Base64 Encoder Decoder Guide

Encode text to Base64 or decode Base64 back to plain text. Handles UTF-8. No server upload.

Back to Base64 Encoder Decoder

What does this tool do

The Base64 Encoder Decoder converts text to Base64 and back. Encode any UTF-8 text (including emoji and non-Latin scripts) to Base64, or decode a Base64 string to plain text. Handles standard Base64 alphabet (A–Z, a–z, 0–9, +, /). All processing runs in your browser—no server upload.

How to use it

  1. Choose mode — Switch between Encode and Decode.
  2. Enter input — For Encode: type or paste text. For Decode: paste a Base64 string.
  3. View output — The result appears instantly. Invalid Base64 shows an error.
  4. Copy — Use the copy button to copy the output to the clipboard.

How it works

Encode: The input is encoded to UTF-8 via TextEncoder, then each byte is converted to the Base64 alphabet. The standard encoding uses 64 characters; padding (=) is added when needed. Decode: The input is validated (characters, length modulo 4), then decoded with atob and converted back to UTF-8 via TextDecoder. Invalid Base64 (wrong characters, bad length) returns an error. Input is limited to 500KB to avoid heavy main-thread work.
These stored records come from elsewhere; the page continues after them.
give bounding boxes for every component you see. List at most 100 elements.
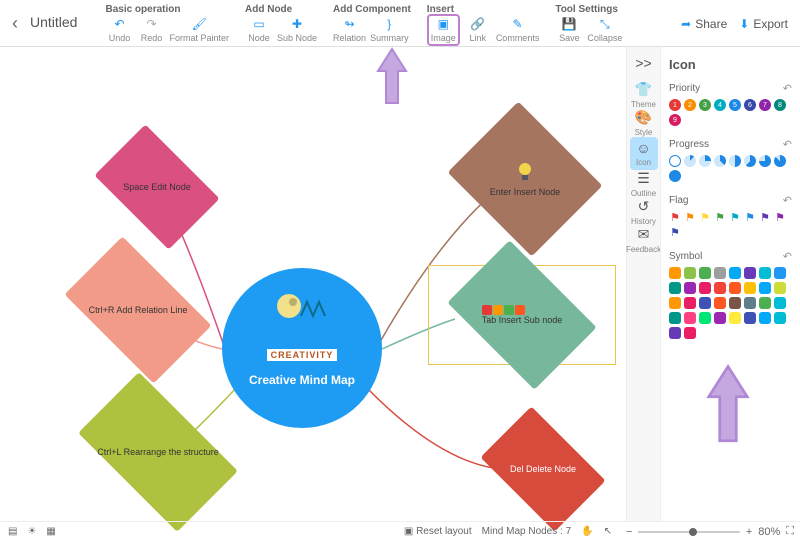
tool-collapse[interactable]: ⤡Collapse — [587, 17, 622, 43]
tool-link[interactable]: 🔗Link — [464, 17, 492, 46]
progress-0[interactable] — [669, 155, 681, 167]
symbol-11[interactable] — [714, 282, 726, 294]
tool-format-painter[interactable]: 🖌Format Painter — [169, 17, 229, 43]
center-node[interactable]: CREATIVITY Creative Mind Map — [222, 268, 382, 428]
symbol-4[interactable] — [729, 267, 741, 279]
progress-1[interactable] — [684, 155, 696, 167]
priority-5[interactable]: 5 — [729, 99, 741, 111]
reset-layout-button[interactable]: ▣ Reset layout — [404, 526, 472, 537]
rail-style[interactable]: 🎨Style — [630, 109, 658, 137]
symbol-20[interactable] — [729, 297, 741, 309]
symbol-13[interactable] — [744, 282, 756, 294]
fullscreen-icon[interactable]: ⛶ — [786, 525, 794, 538]
symbol-28[interactable] — [729, 312, 741, 324]
symbol-19[interactable] — [714, 297, 726, 309]
priority-6[interactable]: 6 — [744, 99, 756, 111]
symbol-29[interactable] — [744, 312, 756, 324]
flag-8[interactable]: ⚑ — [669, 226, 681, 238]
priority-2[interactable]: 2 — [684, 99, 696, 111]
priority-1[interactable]: 1 — [669, 99, 681, 111]
symbol-3[interactable] — [714, 267, 726, 279]
symbol-6[interactable] — [759, 267, 771, 279]
progress-3[interactable] — [714, 155, 726, 167]
rail-history[interactable]: ↺History — [630, 198, 658, 226]
node-space-edit[interactable]: Space Edit Node — [82, 151, 232, 223]
symbol-0[interactable] — [669, 267, 681, 279]
share-button[interactable]: ➦Share — [681, 17, 727, 31]
priority-4[interactable]: 4 — [714, 99, 726, 111]
symbol-23[interactable] — [774, 297, 786, 309]
symbol-27[interactable] — [714, 312, 726, 324]
node-rearrange[interactable]: Ctrl+L Rearrange the structure — [58, 409, 258, 495]
symbol-24[interactable] — [669, 312, 681, 324]
symbol-32[interactable] — [669, 327, 681, 339]
symbol-31[interactable] — [774, 312, 786, 324]
symbol-17[interactable] — [684, 297, 696, 309]
brightness-icon[interactable]: ☀ — [27, 526, 36, 537]
zoom-in-button[interactable]: + — [746, 526, 752, 538]
tool-node[interactable]: ▭Node — [245, 17, 273, 43]
symbol-16[interactable] — [669, 297, 681, 309]
symbol-25[interactable] — [684, 312, 696, 324]
progress-4[interactable] — [729, 155, 741, 167]
progress-reset-icon[interactable]: ↶ — [783, 138, 792, 151]
flag-3[interactable]: ⚑ — [714, 211, 726, 223]
flag-2[interactable]: ⚑ — [699, 211, 711, 223]
symbol-15[interactable] — [774, 282, 786, 294]
symbol-1[interactable] — [684, 267, 696, 279]
layers-icon[interactable]: ▤ — [8, 526, 17, 537]
progress-6[interactable] — [759, 155, 771, 167]
symbol-22[interactable] — [759, 297, 771, 309]
node-add-relation[interactable]: Ctrl+R Add Relation Line — [48, 269, 228, 351]
progress-8[interactable] — [669, 170, 681, 182]
tool-undo[interactable]: ↶Undo — [105, 17, 133, 43]
priority-3[interactable]: 3 — [699, 99, 711, 111]
rail-collapse[interactable]: >> — [630, 55, 658, 71]
back-button[interactable]: ‹ — [0, 0, 30, 47]
symbol-33[interactable] — [684, 327, 696, 339]
symbol-10[interactable] — [699, 282, 711, 294]
symbol-12[interactable] — [729, 282, 741, 294]
symbol-reset-icon[interactable]: ↶ — [783, 250, 792, 263]
priority-8[interactable]: 8 — [774, 99, 786, 111]
priority-9[interactable]: 9 — [669, 114, 681, 126]
flag-4[interactable]: ⚑ — [729, 211, 741, 223]
symbol-7[interactable] — [774, 267, 786, 279]
symbol-5[interactable] — [744, 267, 756, 279]
document-title[interactable]: Untitled — [30, 14, 77, 30]
export-button[interactable]: ⬇Export — [739, 17, 788, 31]
tool-sub-node[interactable]: ✚Sub Node — [277, 17, 317, 43]
flag-reset-icon[interactable]: ↶ — [783, 194, 792, 207]
symbol-9[interactable] — [684, 282, 696, 294]
rail-outline[interactable]: ☰Outline — [630, 170, 658, 198]
rail-icon[interactable]: ☺Icon — [630, 137, 658, 170]
symbol-18[interactable] — [699, 297, 711, 309]
pointer-icon[interactable]: ↖ — [604, 526, 612, 537]
tool-comments[interactable]: ✎Comments — [496, 17, 540, 46]
node-enter-insert[interactable]: Enter Insert Node — [440, 129, 610, 229]
flag-1[interactable]: ⚑ — [684, 211, 696, 223]
progress-7[interactable] — [774, 155, 786, 167]
flag-6[interactable]: ⚑ — [759, 211, 771, 223]
symbol-8[interactable] — [669, 282, 681, 294]
tool-redo[interactable]: ↷Redo — [137, 17, 165, 43]
priority-reset-icon[interactable]: ↶ — [783, 82, 792, 95]
node-del-delete[interactable]: Del Delete Node — [468, 433, 618, 505]
progress-2[interactable] — [699, 155, 711, 167]
zoom-slider[interactable] — [638, 531, 739, 533]
symbol-30[interactable] — [759, 312, 771, 324]
tool-summary[interactable]: }Summary — [370, 17, 409, 43]
flag-7[interactable]: ⚑ — [774, 211, 786, 223]
symbol-21[interactable] — [744, 297, 756, 309]
tool-relation[interactable]: ↬Relation — [333, 17, 366, 43]
flag-0[interactable]: ⚑ — [669, 211, 681, 223]
symbol-14[interactable] — [759, 282, 771, 294]
symbol-26[interactable] — [699, 312, 711, 324]
rail-theme[interactable]: 👕Theme — [630, 81, 658, 109]
zoom-out-button[interactable]: − — [626, 526, 632, 538]
grid-icon[interactable]: ▦ — [46, 526, 55, 537]
rail-feedback[interactable]: ✉Feedback — [630, 226, 658, 254]
tool-save[interactable]: 💾Save — [555, 17, 583, 43]
symbol-2[interactable] — [699, 267, 711, 279]
priority-7[interactable]: 7 — [759, 99, 771, 111]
All computation runs entirely in your browser. No data is sent to any server.

Use cases & examples

  • Data URLs — Encode small images or data for inline use.
  • APIs — Decode Base64-encoded API responses.
  • Email — Encode binary attachments for MIME.
  • Storage — Encode binary-like data in text-only systems.
  • Learning — Understand Base64 encoding and decoding.

Example

  • Encode Hello, 世界!SGVsbG8sIOS4lueVjCE=
  • Decode SGVsbG8gV29ybGQ=Hello World

Limitations & known constraints

  • Input size — Maximum ~500KB (512,000 characters) to prevent browser slowdown.
  • Character set — Standard Base64 only; URL-safe Base64 (base64url) not supported.
  • Binary — Optimised for text; for binary files, consider a dedicated tool.
  • Empty decode — Empty input in decode mode returns an error.

All calculations and conversions run entirely in your browser. No data is sent to any server, so your input never leaves your device.